6. The OCR-based document detection method according to claim 5, wherein determining a feature judgment area corresponding to the feature word in the document picture based on pixel point position coordinates of the feature word in the document picture comprises:

acquiring the abscissa of the position of a pixel point of the tail word in the document picture and the ordinate of the position of the pixel point in the feature word;

X _region(s) ∈[X _{Feature words} ，X _{Feature words} +T]；

Y _Region(s) ∈[Y _{Feature words} -D，Y _{Feature words} +D]；

7. The OCR-based document detection method according to claim 5, wherein the generating of the determination result of whether the feature exists according to the magnitude relation between the total number of the pixel points in the feature determination area and the preset number includes:

and generating a judging result of no feature under the condition that the total number of the pixel points in the feature judging area is smaller than the preset number.

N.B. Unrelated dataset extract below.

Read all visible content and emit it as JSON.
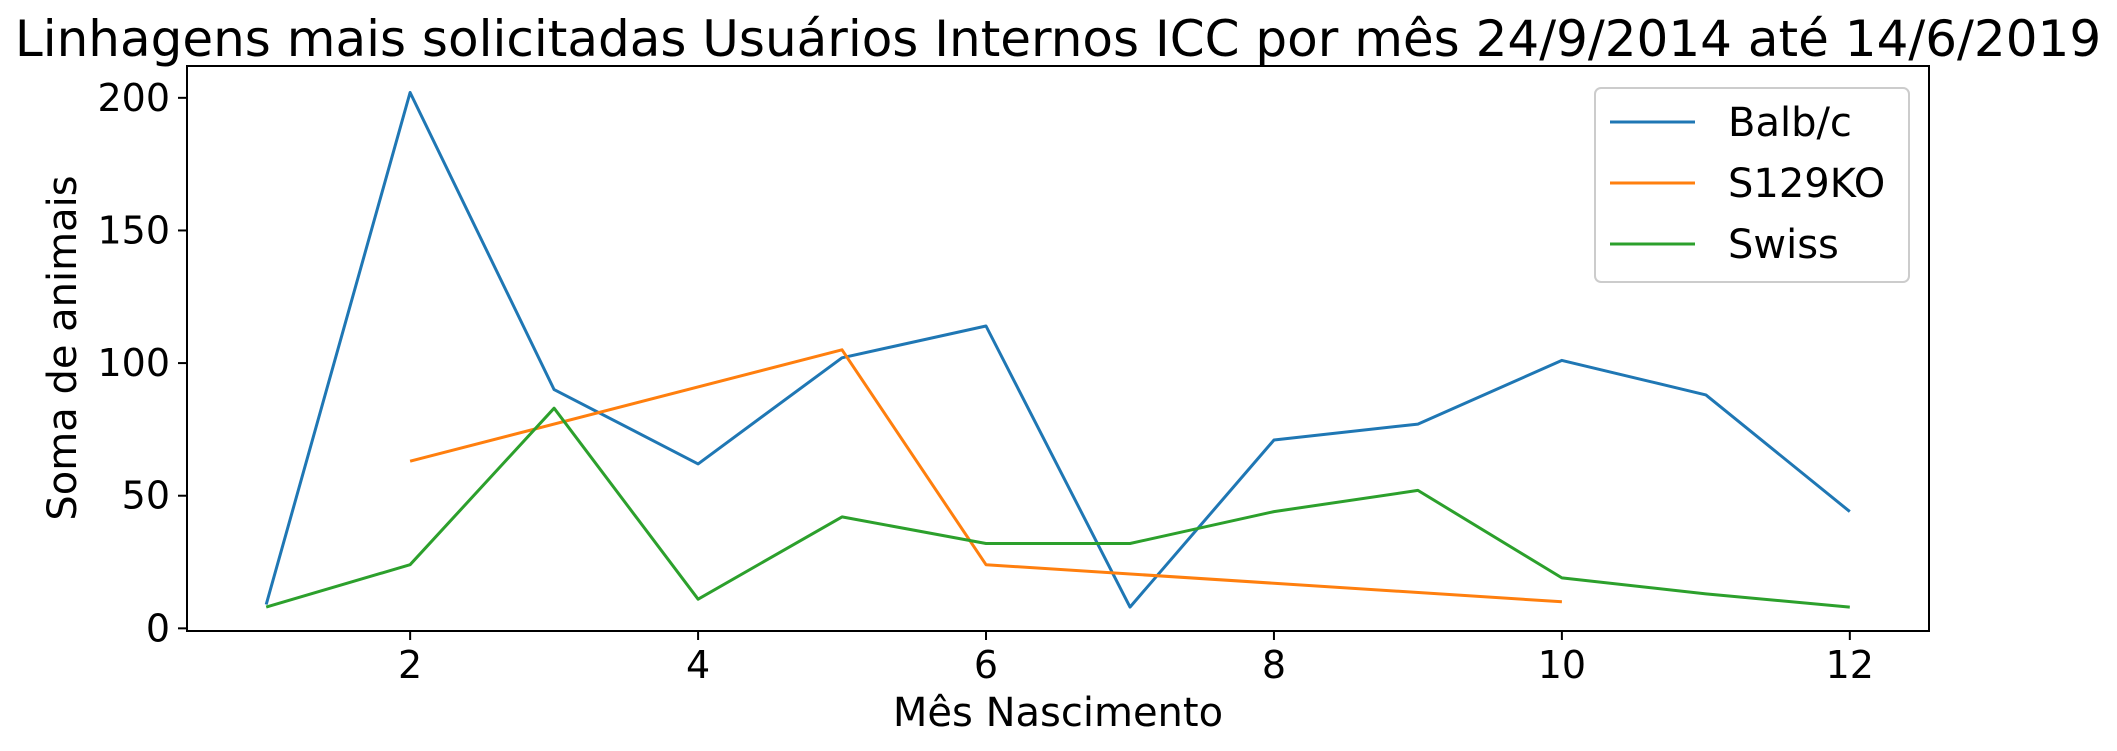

8. The OCR-based document detection method of claim 5, wherein the feature key comprises a fingerprint or a signature.

9. An OCR-based document detection device, comprising:

the template determining module is used for determining a document template to which the document picture belongs according to the first text recognition content and a preset document template library; the document template library comprises at least one document template, wherein the document template comprises at least one template matching keyword and at least one proportion keyword, and the word number of the proportion keyword is greater than or equal to two;

the reference word determining module is used for determining a reference word from the first character recognition content according to all the proportional keywords of the document template to which the document picture belongs;

10. An electronic device comprising a memory, a processor and a computer program stored in the memory and executable on the processor, characterized in that the processor implements the steps of the OCR-based document detection method according to any one of the preceding claims 1 to 8 when the computer program is executed by the processor.